L'hypothèse de Waldo
En 2016, Trump était l’opprimé dans la course. Hillary Clinton représentait le néolibéralisme le plus enraciné avec le progressisme du politiquement correct, aujourd'hui appelé réveillé, dans sa version la plus caricaturale. Autrement dit, dans votre version de établissement, toujours prêt à déshydrater les luttes sociales décisives d’une manière qui correspond à l’étiquette d’un produit marketing. Le féminisme Clinton, la condescendance envers le mouvement noir et la population dite « latino », la volonté de qualifier de « déplorables » ceux qui s’y opposent, de se placer dans le dôme de la supériorité morale et de la signalisation de la vertu étaient les caractéristiques centrales du féminisme de Clinton.

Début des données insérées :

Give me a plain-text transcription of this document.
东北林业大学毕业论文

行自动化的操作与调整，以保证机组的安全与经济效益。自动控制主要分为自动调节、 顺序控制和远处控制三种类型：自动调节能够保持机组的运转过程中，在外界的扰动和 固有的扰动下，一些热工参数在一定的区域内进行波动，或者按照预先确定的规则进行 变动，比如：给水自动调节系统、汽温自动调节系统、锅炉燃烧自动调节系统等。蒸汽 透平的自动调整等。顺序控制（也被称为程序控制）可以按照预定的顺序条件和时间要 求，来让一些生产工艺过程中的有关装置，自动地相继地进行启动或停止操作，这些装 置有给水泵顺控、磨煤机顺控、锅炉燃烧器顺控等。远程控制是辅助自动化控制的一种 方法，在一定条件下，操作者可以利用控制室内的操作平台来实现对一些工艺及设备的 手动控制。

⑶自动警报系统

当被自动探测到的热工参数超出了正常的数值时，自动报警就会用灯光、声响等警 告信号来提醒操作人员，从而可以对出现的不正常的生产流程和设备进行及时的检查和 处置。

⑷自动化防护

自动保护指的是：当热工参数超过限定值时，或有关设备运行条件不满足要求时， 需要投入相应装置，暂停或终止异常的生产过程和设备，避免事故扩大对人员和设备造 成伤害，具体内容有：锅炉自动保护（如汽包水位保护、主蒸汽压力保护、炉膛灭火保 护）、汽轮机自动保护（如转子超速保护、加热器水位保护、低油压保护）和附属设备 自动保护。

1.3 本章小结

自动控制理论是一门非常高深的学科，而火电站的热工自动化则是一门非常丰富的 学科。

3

Triade Clinton-Obama-Clinton, ceux qui ont poursuivi le travail de Ronald Reagan dans le domaine économique (comme Blair celui de Thatcher, selon elle), tolérant ou ne résistant pas aux oligarchies économiques, mais en en même temps, ils entretenaient une aura de progressisme culturel.
À cette époque, beaucoup d’entre nous, confrontés à la perplexité quant au choix, ont compris qu’il y avait une demande pour quelqu’un qui briserait la bulle de protection de l’élite, apparaissant comme un outsider capable d’accumuler la révolte sociale, notamment face aux attitudes des puissants après la crise de 2008, survenue au lendemain du Printemps arabe, des révoltes en Europe – comme les indignés en Espagne et les soulèvements en Grèce –, de Juin 2013 au Brésil, en plus évidemment d’Occupy Wall Street lui-même, qui est passé par l’administration Obama de la même manière que 2013 est passé par Dilma (ou Haddad, localement) : comme rien. Tout comme Dilma s’est lancée en 2014 comme si de rien n’était – il suffit de faire une petite recherche empirique pour se souvenir de l’immense silence de ces élections de juin –, Hillary n’a pas non plus eu grand-chose à voir avec la rupture souhaitée entre les 99 % et les 1 %. de Wall Street.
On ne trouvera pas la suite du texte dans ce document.